When Sports Illustrated's Gilberto Manzardo mapped out the “ideal landing spots” for the top free agents still sitting on the market two weeks before the 2026 NFL Draft, one line quietly jumped off the page for Atlanta Falcons fans.
“Ideal landing spot for Stefon Diggs: the Atlanta Falcons.”
This was a national outlet looking at the league, looking at the tape, and landing on Atlanta as the cleanest football fit for a veteran receiver who might not even have much of a market. And the reason they gave is the part Falcons fans can’t ignore.
“Diggs had a memorable comeback season… stepped up when it mattered most and gave Drake Maye a much-needed security blanket.”
The Atlanta Falcons should not sign Stefon Diggs for a multitude of reasons
Diggs is 33. He’s coming off of legal issues that have clearly cooled his market. He’s unsigned deep into free agency for reasons that have nothing to do with football. But he still put up 85 catches and 1,013 yards as the top target in a New England Patriots offense that went to the Super Bowl.

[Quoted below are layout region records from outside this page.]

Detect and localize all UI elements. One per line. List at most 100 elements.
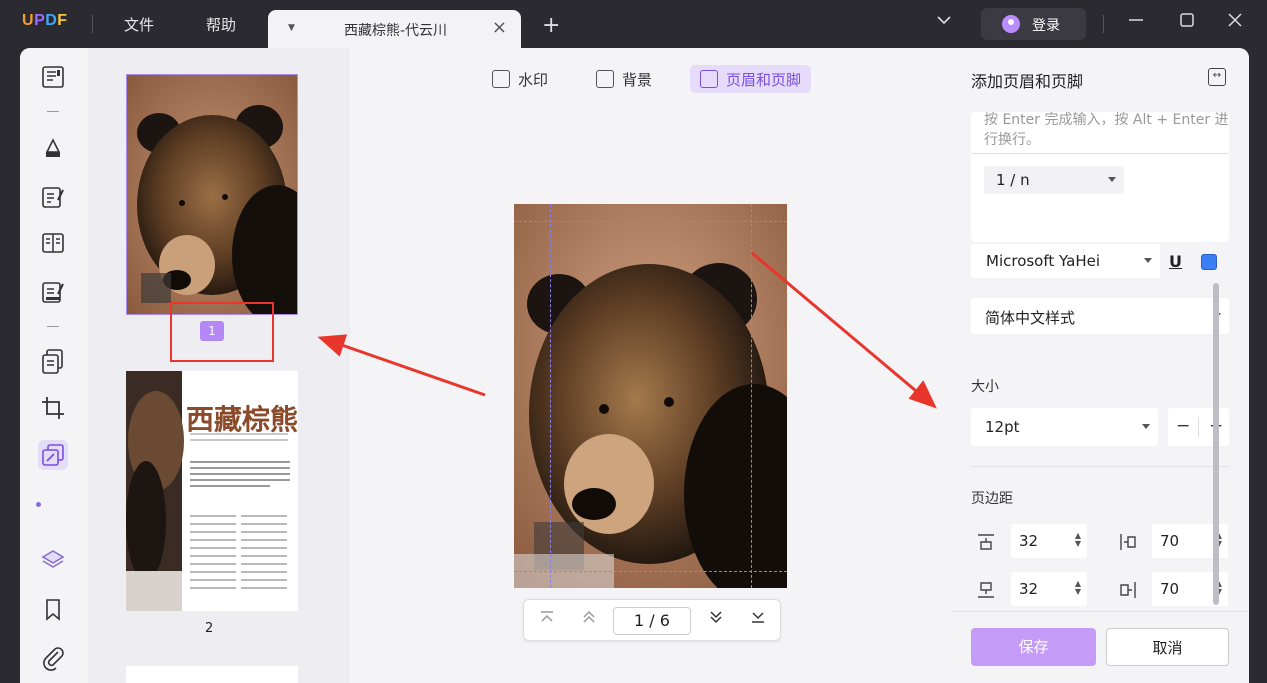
left-toolbar	[20, 48, 88, 683]
document-tab[interactable]: ▼ 西藏棕熊-代云川 ×	[268, 10, 521, 48]
style-select[interactable]: 简体中文样式	[971, 298, 1229, 334]
margin-guide	[751, 204, 752, 588]
top-margin-icon	[976, 532, 996, 552]
style-value: 简体中文样式	[985, 309, 1076, 327]
input-hint: 按 Enter 完成输入，按 Alt + Enter 进行换行。	[984, 112, 1229, 148]
margin-label: 页边距	[971, 491, 1013, 507]
bottom-margin-icon	[976, 580, 996, 600]
form-icon[interactable]	[38, 277, 68, 307]
watermark-icon	[492, 70, 510, 88]
last-page-icon[interactable]	[750, 609, 766, 629]
layers-icon[interactable]	[38, 545, 68, 575]
left-margin-value: 70	[1160, 532, 1180, 550]
background-icon	[596, 70, 614, 88]
login-label: 登录	[1032, 18, 1060, 34]
title-bar: UPDF 文件 帮助 ▼ 西藏棕熊-代云川 × + 登录	[0, 0, 1267, 48]
panel-handle[interactable]	[36, 502, 41, 507]
chevron-down-icon	[1142, 424, 1150, 429]
comment-icon[interactable]	[38, 132, 68, 162]
tab-background-label: 背景	[622, 71, 653, 89]
bottom-margin-value: 32	[1019, 580, 1039, 598]
margin-guide	[514, 571, 787, 572]
cancel-button[interactable]: 取消	[1106, 628, 1229, 666]
thumbnail-page-1[interactable]	[126, 74, 298, 315]
tab-background[interactable]: 背景	[586, 65, 662, 93]
document-area: 水印 背景 页眉和页脚 1 / 6	[350, 48, 952, 683]
page-number-input[interactable]: 1 / 6	[613, 607, 691, 635]
size-stepper: − +	[1168, 408, 1229, 446]
divider	[92, 15, 93, 33]
panel-scrollbar[interactable]	[1213, 283, 1219, 605]
organize-pages-icon[interactable]	[38, 228, 68, 258]
edit-pdf-icon[interactable]	[38, 182, 68, 212]
previous-page-icon[interactable]	[581, 609, 597, 629]
divider	[971, 466, 1229, 467]
thumbnail-pane: 1 西藏棕熊 2	[88, 48, 350, 683]
top-margin-input[interactable]: 32 ▲ ▼	[1011, 524, 1087, 558]
next-page-icon[interactable]	[708, 609, 724, 629]
crop-icon[interactable]	[38, 393, 68, 423]
tab-header-footer-label: 页眉和页脚	[726, 71, 802, 89]
header-footer-panel: 添加页眉和页脚 ↔ 按 Enter 完成输入，按 Alt + Enter 进行换…	[952, 48, 1249, 683]
convert-icon[interactable]	[38, 346, 68, 376]
font-value: Microsoft YaHei	[986, 252, 1100, 270]
right-margin-icon	[1118, 580, 1138, 600]
main-surface: 1 西藏棕熊 2 水印 背景 页眉和页脚 1 / 6 添加页眉和页脚 ↔ 按 E…	[20, 48, 1249, 683]
bookmark-icon[interactable]	[38, 594, 68, 624]
swap-icon[interactable]: ↔	[1208, 68, 1226, 86]
divider	[1198, 417, 1199, 437]
left-margin-icon	[1118, 532, 1138, 552]
header-footer-icon	[700, 70, 718, 88]
toolbar-divider	[47, 326, 59, 327]
avatar-icon	[1002, 15, 1020, 33]
menu-help[interactable]: 帮助	[206, 14, 236, 35]
chevron-down-icon	[1144, 258, 1152, 263]
page-format-select[interactable]: 1 / n	[984, 166, 1124, 194]
reader-icon[interactable]	[38, 62, 68, 92]
tab-title: 西藏棕熊-代云川	[344, 23, 448, 39]
divider	[1103, 15, 1104, 33]
chevron-down-icon[interactable]	[937, 14, 951, 28]
first-page-icon[interactable]	[539, 609, 555, 629]
top-margin-value: 32	[1019, 532, 1039, 550]
thumbnail-title: 西藏棕熊	[186, 403, 298, 436]
stepper-arrows-icon[interactable]: ▲▼	[1075, 532, 1081, 548]
close-window-icon[interactable]	[1227, 12, 1243, 33]
stepper-arrows-icon[interactable]: ▲▼	[1075, 580, 1081, 596]
menu-file[interactable]: 文件	[124, 14, 154, 35]
annotation-highlight-box	[170, 302, 274, 362]
page-tools-icon[interactable]	[38, 440, 68, 470]
page-preview[interactable]	[514, 204, 787, 588]
size-label: 大小	[971, 379, 999, 395]
font-select[interactable]: Microsoft YaHei	[971, 244, 1160, 278]
size-select[interactable]: 12pt	[971, 408, 1158, 446]
bottom-margin-input[interactable]: 32 ▲ ▼	[1011, 572, 1087, 606]
page-format-value: 1 / n	[996, 171, 1030, 189]
font-color-swatch[interactable]	[1201, 254, 1217, 270]
login-button[interactable]: 登录	[981, 8, 1086, 40]
divider	[971, 153, 1229, 154]
chevron-down-icon	[1108, 177, 1116, 182]
tab-watermark-label: 水印	[518, 71, 549, 89]
margin-guide	[550, 204, 551, 588]
close-tab-icon[interactable]: ×	[492, 17, 507, 38]
right-margin-value: 70	[1160, 580, 1180, 598]
attachment-icon[interactable]	[38, 642, 68, 672]
updf-logo: UPDF	[22, 12, 68, 29]
page-number-label: 2	[205, 621, 214, 636]
page-navigator: 1 / 6	[523, 599, 781, 641]
tab-watermark[interactable]: 水印	[482, 65, 558, 93]
panel-title: 添加页眉和页脚	[971, 72, 1084, 91]
new-tab-icon[interactable]: +	[542, 15, 560, 37]
maximize-icon[interactable]	[1179, 12, 1195, 33]
decrease-size-button[interactable]: −	[1176, 416, 1190, 436]
minimize-icon[interactable]	[1128, 12, 1144, 33]
tab-header-footer[interactable]: 页眉和页脚	[690, 65, 812, 93]
underline-icon[interactable]: U	[1169, 252, 1182, 271]
tab-menu-icon[interactable]: ▼	[288, 23, 295, 33]
save-button[interactable]: 保存	[971, 628, 1096, 666]
thumbnail-page-3[interactable]	[126, 666, 298, 683]
margin-guide	[514, 221, 787, 222]
toolbar-divider	[47, 111, 59, 112]
thumbnail-page-2[interactable]: 西藏棕熊	[126, 371, 298, 611]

But if you strip away the legal issues, the price tag, the personality, and the age, what’s left is a very specific player type. A veteran route technician who makes life easier on a young QBj. That’s what made the Falcons pop as a fit.
Atlanta has Drake London, Kyle Pitts, and Bijan Robinson. What they don’t have is a veteran route technician who can separate on third down, win immediately off the line, and make life easier for Michael Penix Jr. (or Tua) the way Diggs did for Drake Maye. And Jahan Dotson and Olamide Zaccheus don't move the needle all that much-- if at all.
What this says about the Falcons (not Diggs)
This is where the story gets interesting. Multiple outlets have pointed out the same thing from different angles:
- Stefon Diggs may not have much of a market
- Atlanta badly needs another receiver after moving on from Darnell Mooney
- The draft is likely where they solve it
- A veteran like Diggs would be the perfect bridge for Penix
You can dismiss the idea because of price. You can dismiss it because of the off-field situation. But you can’t dismiss what it reveals: The Falcons need exactly the kind of receiver Stefon Diggs is. A separator. A route winner. An elevator of quarterbacks. That archetype is now on the radar.
Cause if Diggs is the “ideal fit,” then the Falcons’ draft board at wide receiver likely looks for elite route runners over raw athletes, immediate separators over developmental traits, and players who help Penix or Tua on Day 1, not Year 3.
That’s the real takeaway. Stefon Diggs isn’t the plan. He’s the template. And SI accidentally pointed directly at it.